Legami di sangue

La stanza dalle pareti alte e strette era in penombra e intrisa di un silenzio rimbombante o forse era il gonfiore sulla sua fronte a farlo sembrare così tanto fragoroso. La testa le pulsava, gli occhi non smettevano di lacrimare e il corpo tremava di una paura che la rendeva inerme.
Si sentiva disorientata, ma provò a ripensare a come fosse finita lì, a contatto con il pavimento freddo e bagnato, tutta dolorante e con le mani intrise di un liquido dall’odore simile a ferro arrugginito.
Un frammento di ricordo le riportò alla memoria una mano che stringeva una bottiglia di vino e l’altra, dalla stretta vigorosa, che le cingeva la testa e la scagliava ripetutamente contro il muro.
La bambina si poggiò una mano sulla fronte, l’avvicinò poi davanti agli occhi e sussultò. C’era sangue. E, intorno, ce n’era dappertutto.
Di colpo, un’ondata di nausea le invase le viscere, attorcigliandole, e l’orrore le inondò la mente con una potenza inaudita.
Da qualche parte, in lontananza, sentì la voce di suo padre urlare il suo nome. La stava chiamando.
La piccola provò ad alzarsi, ma le girava la testa, cadde in ginocchio e si rannicchiò. Singhiozzava in silenzio mentre si asciugava il viso bagnato di lacrime miste a sangue. I contorni di ogni cosa intorno a lei apparivano sfumati, lievemente indistinti, e si sentì sopraffare da un torpore simile al sonno.
Ma quella voce sbraitante che seguitava a chiamarla non le permise di abbandonarsi all’oblio: la porta della stanza si aprì improvvisamente e il terrore si stagliò dritto di fronte a lei.
Padre e figlia si ritrovarono con gli occhi dentro agli occhi.
<>, farfugliò, attonita, la bambina. E la sua fu un’esclamazione disincantata. Nei suoi occhi si leggevano delusione, sfiducia e un senso enorme di vuoto.

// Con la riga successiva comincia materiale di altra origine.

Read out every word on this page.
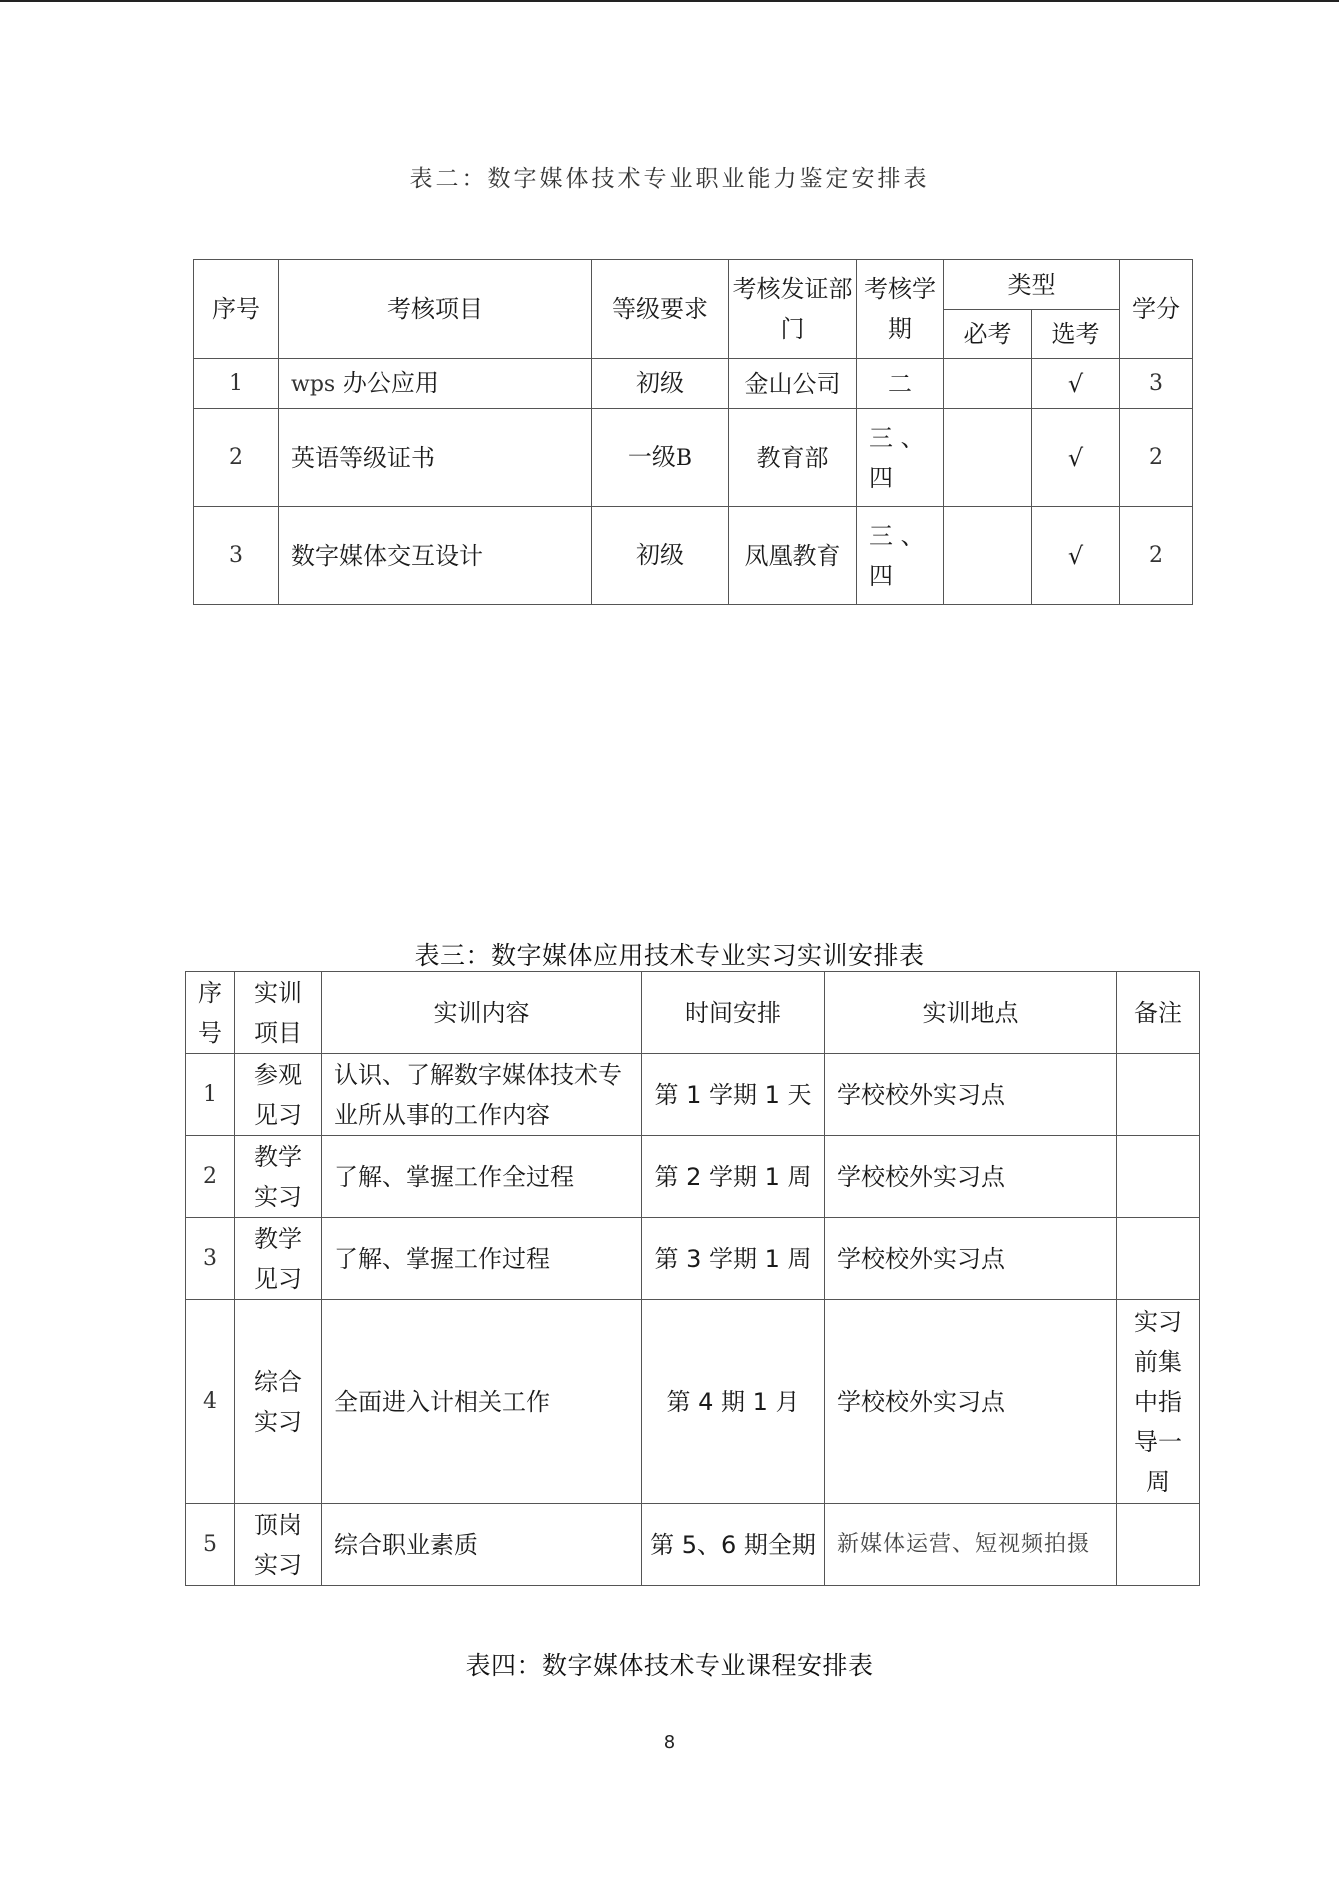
表二：数字媒体技术专业职业能力鉴定安排表
序号	考核项目	等级要求	考核发证部门	考核学期	类型		学分
					必考	选考	
1	wps 办公应用	初级	金山公司	二		√	3
2	英语等级证书	一级B	教育部	三 、四		√	2
3	数字媒体交互设计	初级	凤凰教育	三 、四		√	2
表三：数字媒体应用技术专业实习实训安排表
序号	实训项目	实训内容	时间安排	实训地点	备注
1	参观见习	认识、了解数字媒体技术专业所从事的工作内容	第 1 学期 1 天	学校校外实习点	
2	教学实习	了解、掌握工作全过程	第 2 学期 1 周	学校校外实习点	
3	教学见习	了解、掌握工作过程	第 3 学期 1 周	学校校外实习点	
4	综合实习	全面进入计相关工作	第 4 期 1 月	学校校外实习点	实习前集中指导一周
5	顶岗实习	综合职业素质	第 5、6 期全期	新媒体运营、短视频拍摄	
表四：数字媒体技术专业课程安排表
8
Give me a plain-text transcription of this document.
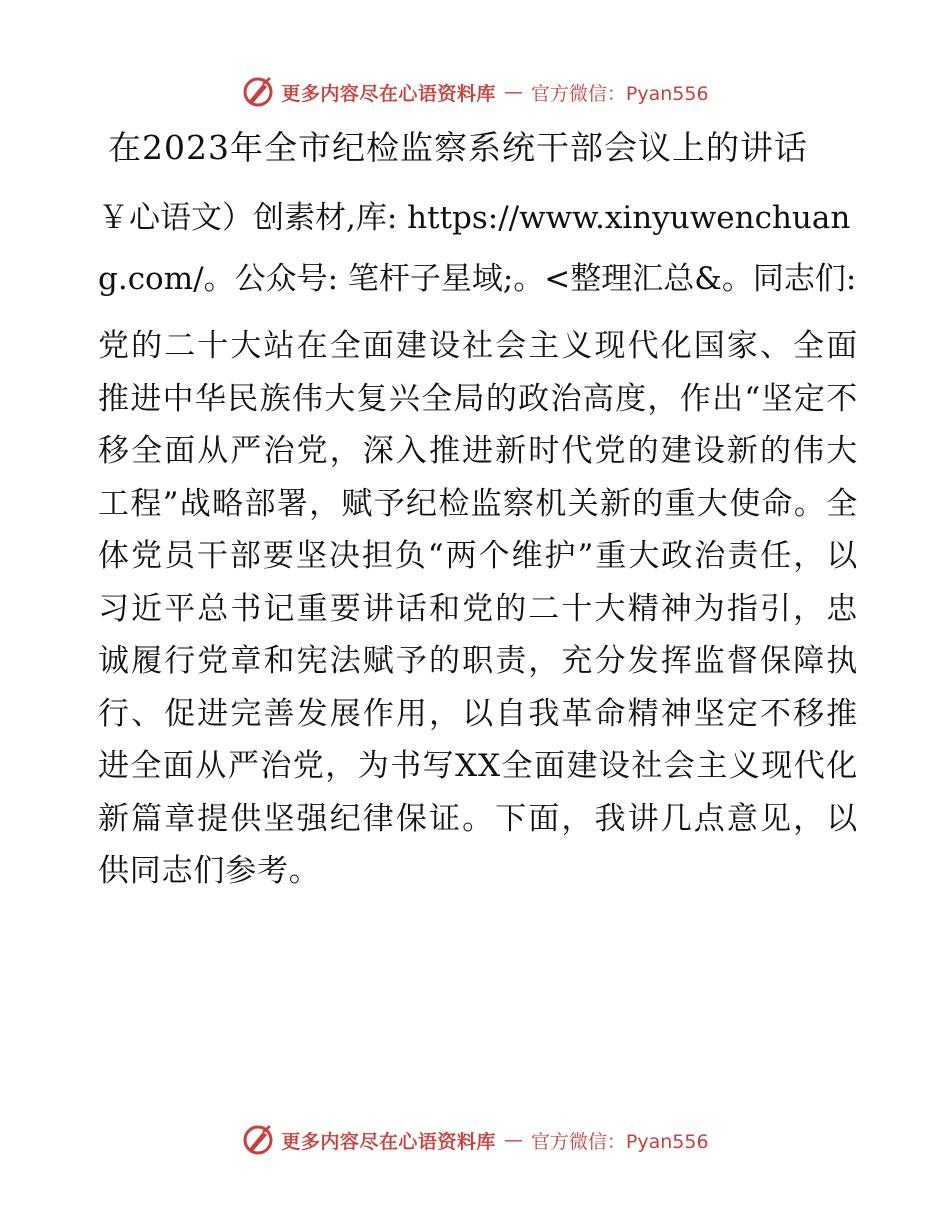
更多内容尽在心语资料库 — 官方微信：Pyan556
在2023年全市纪检监察系统干部会议上的讲话

￥心语文）创素材,库: https://www.xinyuwenchuang.com/。公众号: 笔杆子星域;。<整理汇总&。同志们:

党的二十大站在全面建设社会主义现代化国家、全面推进中华民族伟大复兴全局的政治高度，作出“坚定不移全面从严治党，深入推进新时代党的建设新的伟大工程”战略部署，赋予纪检监察机关新的重大使命。全体党员干部要坚决担负“两个维护”重大政治责任，以习近平总书记重要讲话和党的二十大精神为指引，忠诚履行党章和宪法赋予的职责，充分发挥监督保障执行、促进完善发展作用，以自我革命精神坚定不移推进全面从严治党，为书写XX全面建设社会主义现代化新篇章提供坚强纪律保证。下面，我讲几点意见，以供同志们参考。

更多内容尽在心语资料库 — 官方微信：Pyan556
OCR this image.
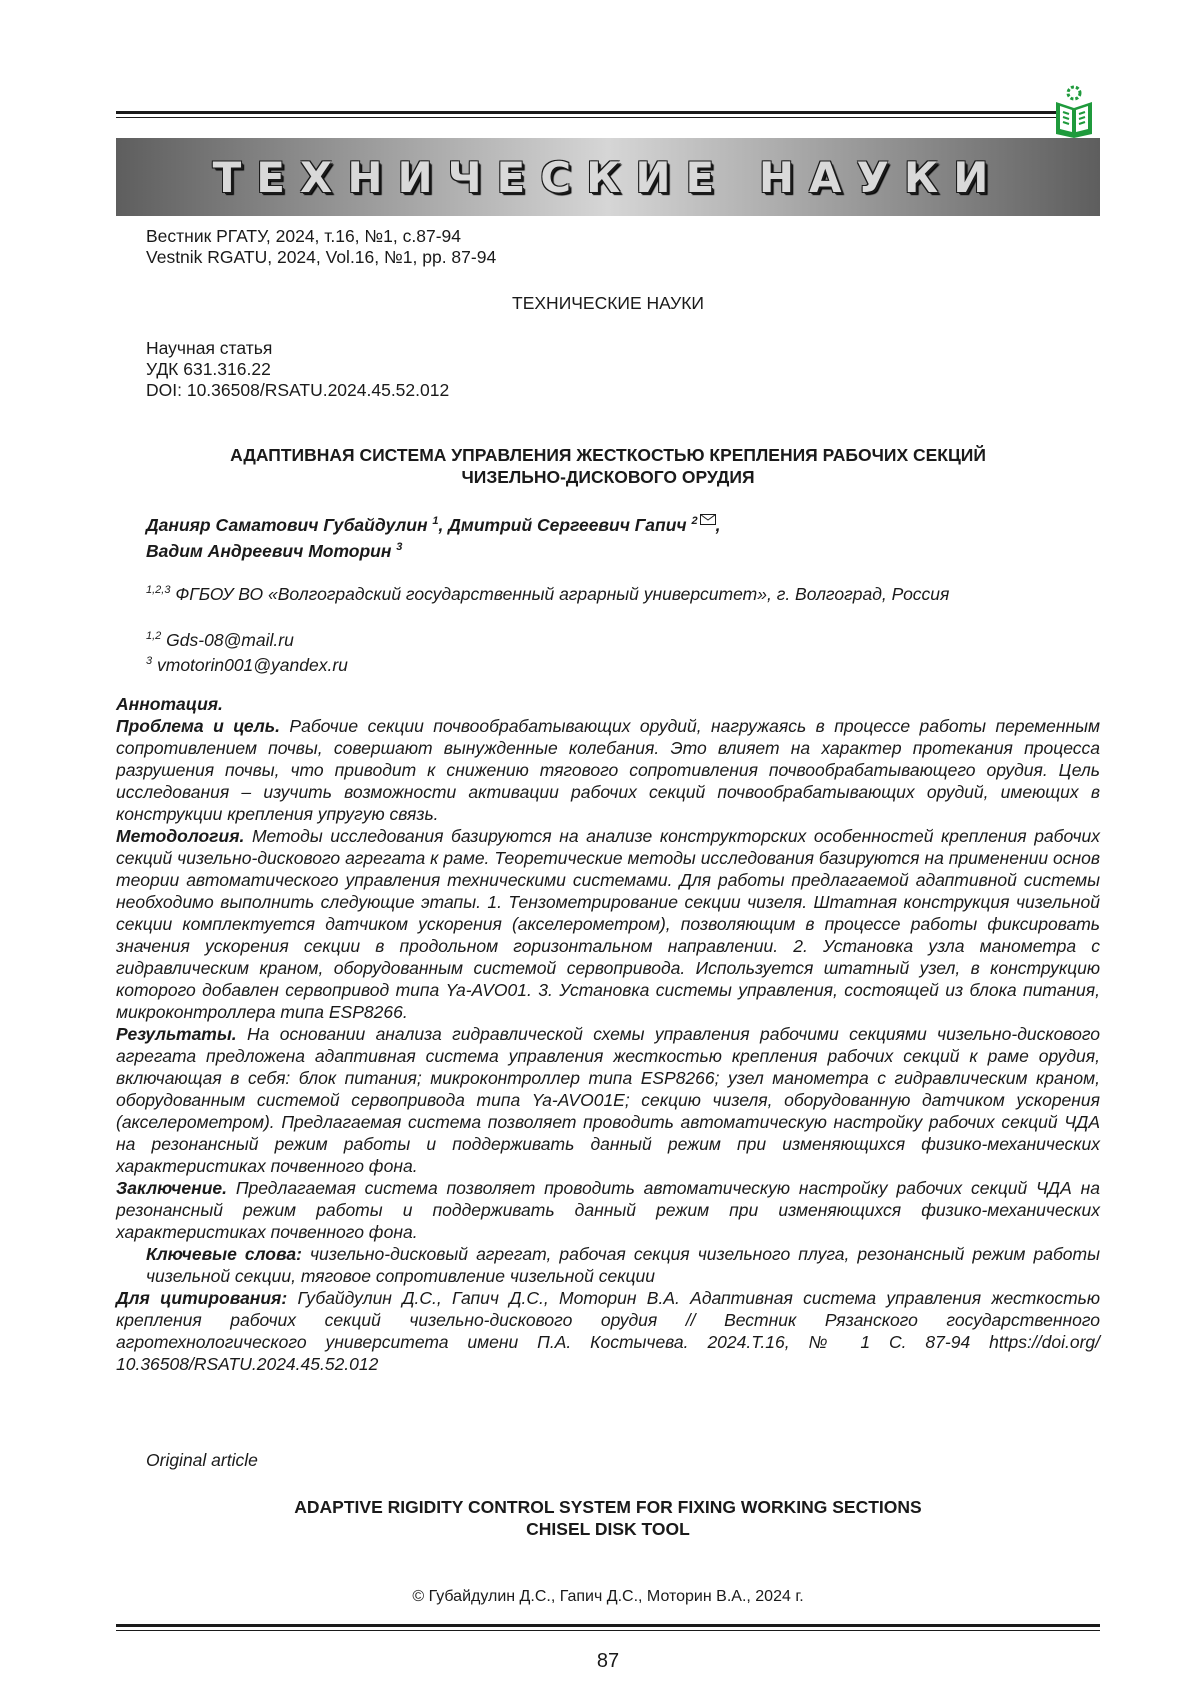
ТЕХНИЧЕСКИЕ НАУКИ
Вестник РГАТУ, 2024, т.16, №1, с.87-94
Vestnik RGATU, 2024, Vol.16, №1, pp. 87-94
ТЕХНИЧЕСКИЕ НАУКИ
Научная статья
УДК 631.316.22
DOI: 10.36508/RSATU.2024.45.52.012
АДАПТИВНАЯ СИСТЕМА УПРАВЛЕНИЯ ЖЕСТКОСТЬЮ КРЕПЛЕНИЯ РАБОЧИХ СЕКЦИЙ
ЧИЗЕЛЬНО-ДИСКОВОГО ОРУДИЯ
Данияр Саматович Губайдулин $^1$, Дмитрий Сергеевич Гапич $^2$ ,
Вадим Андреевич Моторин $^3$
$^{1,2,3}$ ФГБОУ ВО «Волгоградский государственный аграрный университет», г. Волгоград, Россия
$^{1,2}$ Gds-08@mail.ru
$^3$ vmotorin001@yandex.ru

Аннотация.

Проблема и цель. Рабочие секции почвообрабатывающих орудий, нагружаясь в процессе работы переменным сопротивлением почвы, совершают вынужденные колебания. Это влияет на характер протекания процесса разрушения почвы, что приводит к снижению тягового сопротивления почвообрабатывающего орудия. Цель исследования – изучить возможности активации рабочих секций почвообрабатывающих орудий, имеющих в конструкции крепления упругую связь.

Методология. Методы исследования базируются на анализе конструкторских особенностей крепления рабочих секций чизельно-дискового агрегата к раме. Теоретические методы исследования базируются на применении основ теории автоматического управления техническими системами. Для работы предлагаемой адаптивной системы необходимо выполнить следующие этапы. 1. Тензометрирование секции чизеля. Штатная конструкция чизельной секции комплектуется датчиком ускорения (акселерометром), позволяющим в процессе работы фиксировать значения ускорения секции в продольном горизонтальном направлении. 2. Установка узла манометра с гидравлическим краном, оборудованным системой сервопривода. Используется штатный узел, в конструкцию которого добавлен сервопривод типа Ya-AVO01. 3. Установка системы управления, состоящей из блока питания, микроконтроллера типа ESP8266.

Результаты. На основании анализа гидравлической схемы управления рабочими секциями чизельно-дискового агрегата предложена адаптивная система управления жесткостью крепления рабочих секций к раме орудия, включающая в себя: блок питания; микроконтроллер типа ESP8266; узел манометра с гидравлическим краном, оборудованным системой сервопривода типа Ya-AVO01E; секцию чизеля, оборудованную датчиком ускорения (акселерометром). Предлагаемая система позволяет проводить автоматическую настройку рабочих секций ЧДА на резонансный режим работы и поддерживать данный режим при изменяющихся физико-механических характеристиках почвенного фона.

Заключение. Предлагаемая система позволяет проводить автоматическую настройку рабочих секций ЧДА на резонансный режим работы и поддерживать данный режим при изменяющихся физико-механических характеристиках почвенного фона.

Ключевые слова: чизельно-дисковый агрегат, рабочая секция чизельного плуга, резонансный режим работы чизельной секции, тяговое сопротивление чизельной секции

Для цитирования: Губайдулин Д.С., Гапич Д.С., Моторин В.А. Адаптивная система управления жесткостью крепления рабочих секций чизельно-дискового орудия // Вестник Рязанского государственного агротехнологического университета имени П.А. Костычева. 2024.Т.16, № 1 С. 87-94 https://doi.org/ 10.36508/RSATU.2024.45.52.012

Original article
ADAPTIVE RIGIDITY CONTROL SYSTEM FOR FIXING WORKING SECTIONS
CHISEL DISK TOOL
© Губайдулин Д.С., Гапич Д.С., Моторин В.А., 2024 г.
87
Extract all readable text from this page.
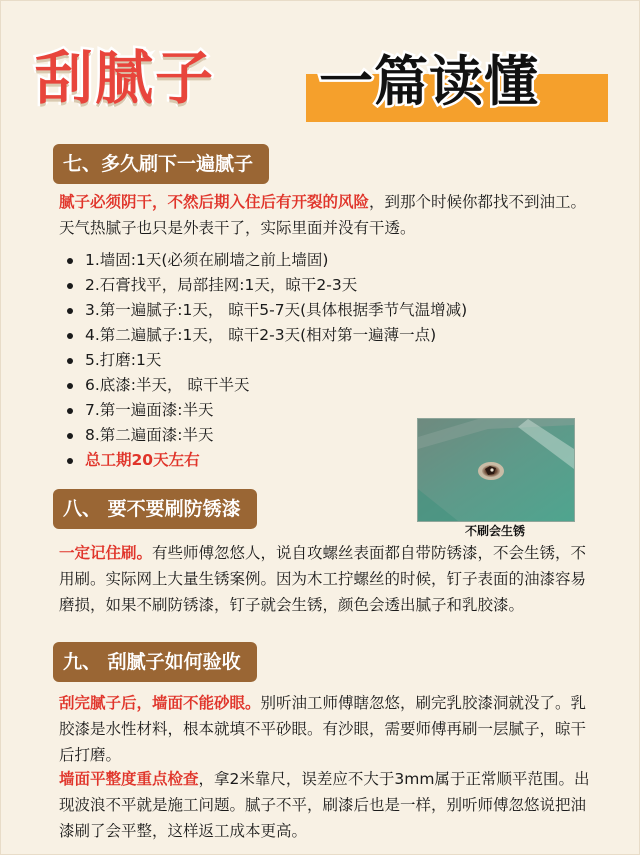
刮腻子 一篇读懂
七、多久刷下一遍腻子
腻子必须阴干，不然后期入住后有开裂的风险，到那个时候你都找不到油工。天气热腻子也只是外表干了，实际里面并没有干透。
1.墙固:1天(必须在刷墙之前上墙固)
2.石膏找平，局部挂网:1天，晾干2-3天
3.第一遍腻子:1天， 晾干5-7天(具体根据季节气温增减)
4.第二遍腻子:1天， 晾干2-3天(相对第一遍薄一点)
5.打磨:1天
6.底漆:半天， 晾干半天
7.第一遍面漆:半天
8.第二遍面漆:半天
总工期20天左右
不刷会生锈
八、 要不要刷防锈漆
一定记住刷。有些师傅忽悠人，说自攻螺丝表面都自带防锈漆，不会生锈，不用刷。实际网上大量生锈案例。因为木工拧螺丝的时候，钉子表面的油漆容易磨损，如果不刷防锈漆，钉子就会生锈，颜色会透出腻子和乳胶漆。
九、 刮腻子如何验收
刮完腻子后，墙面不能砂眼。别听油工师傅瞎忽悠，刷完乳胶漆洞就没了。乳胶漆是水性材料，根本就填不平砂眼。有沙眼，需要师傅再刷一层腻子，晾干后打磨。
墙面平整度重点检查，拿2米靠尺，误差应不大于3mm属于正常顺平范围。出现波浪不平就是施工问题。腻子不平，刷漆后也是一样，别听师傅忽悠说把油漆刷了会平整，这样返工成本更高。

Il padre le si avvicinò, prese a strattonarla, le avvinghiò i capelli e la trascinò fuori dalla stanza fino a farle percorrere il lungo corridoio che conduceva al portone d’ingresso. Poi la liberò con una spinta energica e decisa scaraventandola a terra e la sua piccola testa sbatté forte sul pavimento.
A fiotti, sangue nuovo le imbrattò il viso, delineando i contorni dei suoi lineamenti, le finì in bocca e, percorrendo la gola, andò a morirle dentro le viscere.
E mentre sentiva che i sensi l’abbandonavano, riuscì a cogliere l’urlo raccapricciante di sua madre in preda al panico.
Quel suono alto e acuto l’avrebbe ricordato per tutta la vita come un marchio scolpito a fuoco sulla pelle e, tutte le volte in cui avesse posato gli occhi su di esso, lo avrebbe sentito bruciare ancora intensamente.
Poi, finalmente, l’oblio.

Ripresi coscienza in ospedale, ma il trauma psicologico non tardò ad arrivare.
Il buio, però, mi permise di comprendere che troppa luce fa male, abbaglia, illude e il tempo mi consentì di perdonare mio padre.
Quella me bambina la porto nel cuore e la custodisco come il più prezioso dei tesori.
Ha avuto cura del regno delle tenebre e oggi fiorisce.